For solace and insight, Kaplan turns to the ancient Greeks and Shakespeare. Sophocles’ plays, such as Oedipus Rex and Antigone, teach that predestination can’t be avoided or that duties and loyalties to the state or religion are often in conflict. The ancients teach that the wise are full of fear and must think tragically to avoid even greater disaster—a lesson Vladimir Putin is quickly learning after he invaded Ukraine. Putin’s hubris can be ranked with the outrageous arrogance of the Persian king Xerxes when a smaller motivated Athenian force destroyed his mighty army.

Removing Saddam Hussein seemed an apparent good in ridding the world of a murderous tyrant, but a greater evil followed. We worry about the terrible things that don’t happen but seldom about the awful things that do occur. Great statesmen have this innate sense of tragedy. They imagine the unimaginable. 

Reflecting on those who have this quality, Kaplan mentions former Secretaries of State Henry Kissinger, James Baker, and George Shultz. He also includes two presidents, General Dwight D. Eisenhower and George H. W. Bush, who could see beyond current conflicts and steady America’s military hand in dangerous times. In the case of Eisenhower, he held back after the Soviet Union aggressively moved against Hungary in 1956 and Bush Sr. when he limited the first Gulf War to expel Iraq’s army from Kuwait. In a speech in Kyiv in 1991, after the collapse of the Soviet Union, Bush Sr. warned of the dangers of suicidal nationalism. It was received as a retreat undermining the Ukrainian struggle for independence. But he saw the risks of a collapsing Soviet Empire that eventually produced Vladimir Putin. 

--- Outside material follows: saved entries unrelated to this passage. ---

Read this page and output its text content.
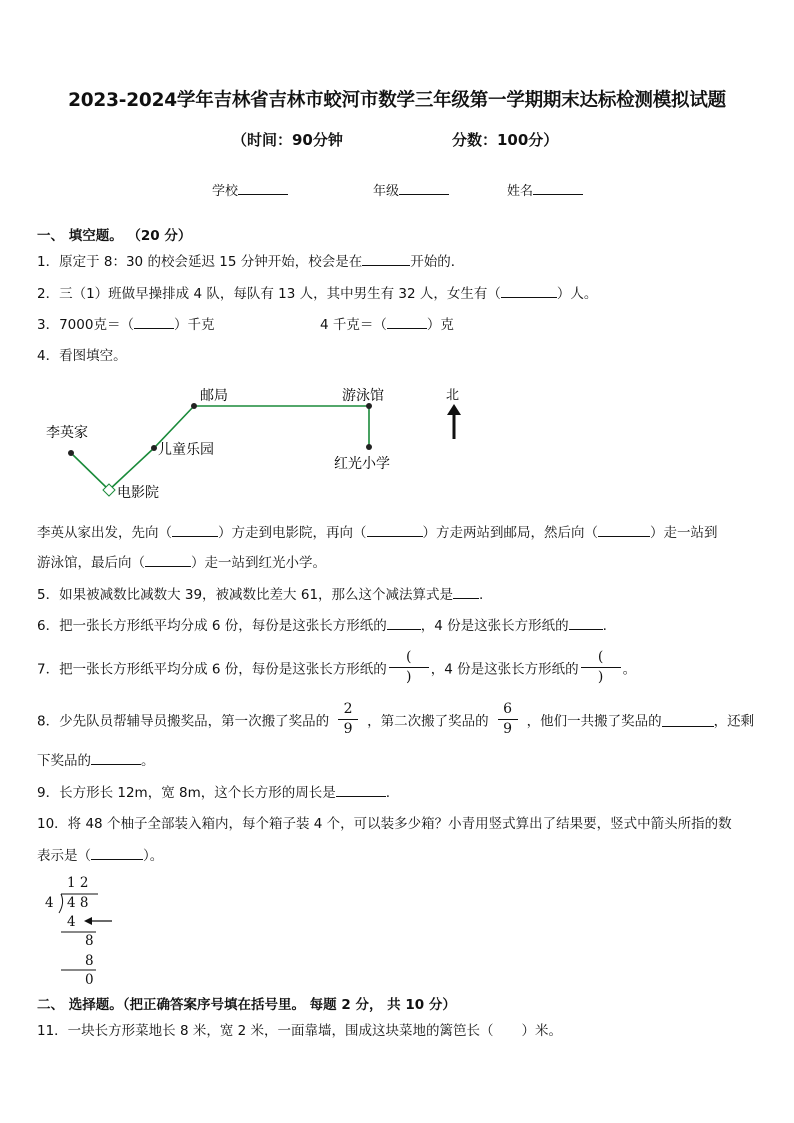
2023-2024学年吉林省吉林市蛟河市数学三年级第一学期期末达标检测模拟试题
（时间：90分钟	分数：100分）
学校	年级	姓名
一、 填空题。 （20 分）
1．原定于 8：30 的校会延迟 15 分钟开始，校会是在	开始的．
2．三（1）班做早操排成 4 队，每队有 13 人，其中男生有 32 人，女生有（	）人。
3．7000克＝（	）千克	4 千克＝（	）克
4．看图填空。
邮局	游泳馆	北
李英家
儿童乐园
红光小学
电影院
李英从家出发，先向（	）方走到电影院，再向（	）方走两站到邮局，然后向（	）走一站到
游泳馆，最后向（	）走一站到红光小学。
5．如果被减数比减数大 39，被减数比差大 61，那么这个减法算式是 .
6．把一张长方形纸平均分成 6 份，每份是这张长方形纸的	，4 份是这张长方形纸的	.
7．把一张长方形纸平均分成 6 份，每份是这张长方形纸的 $\frac{(}{)}$ ，4 份是这张长方形纸的 $\frac{(}{)}$ 。
8．少先队员帮辅导员搬奖品，第一次搬了奖品的 $\frac{2}{9}$ ，第二次搬了奖品的 $\frac{6}{9}$ ，他们一共搬了奖品的	，还剩
下奖品的	。
9．长方形长 12m，宽 8m，这个长方形的周长是	.
10．将 48 个柚子全部装入箱内，每个箱子装 4 个，可以装多少箱？小青用竖式算出了结果要，竖式中箭头所指的数
表示是（	）。
1 2
4 4 8
4
8
8
0
二、 选择题。（把正确答案序号填在括号里。 每题 2 分， 共 10 分）
11．一块长方形菜地长 8 米，宽 2 米，一面靠墙，围成这块菜地的篱笆长（ ）米。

It’s no accident that both Eisenhower and Bush Sr. were military men who experienced the death and destruction of war. It wasn’t their understanding of international affairs or the past but their capacity to know that further action could lead to disaster. I’ll also add John F. Kennedy to this list. He had the sense to reject the unanimous advice of his joint chiefs of staff and national security advisor, who recommended an all-out assault during the Cuban Missile Crisis. This event still lingers in the Russian mind as a moment of humiliation that must be avenged, a theme that echoes throughout Greek tragedy. 

Does learning the lessons of history prevent mistakes that lead to tragedy? Kaplan thinks not. History is an imperfect guide to understanding the future or the optimistic view that the “arc of history” bends toward justice. In his view, history rarely repeats and seldom rhymes. And the study of international affairs is a poor social science in understanding the behaviour of nations. Kaplan reminds us that every villain isn’t Adolf Hitler, and not all years are 1939. 

If we can’t look to history as a guide, we might find some understanding in the ancients that teach about chance, predestination, and the limits of imagination. We might also learn that the potential for tragedy is always present. Kaplan hopes we can stave off disaster by reflecting on the literary classics and the good fortune of having wise leaders. It’s not much, but it’s all we have in a dangerous world.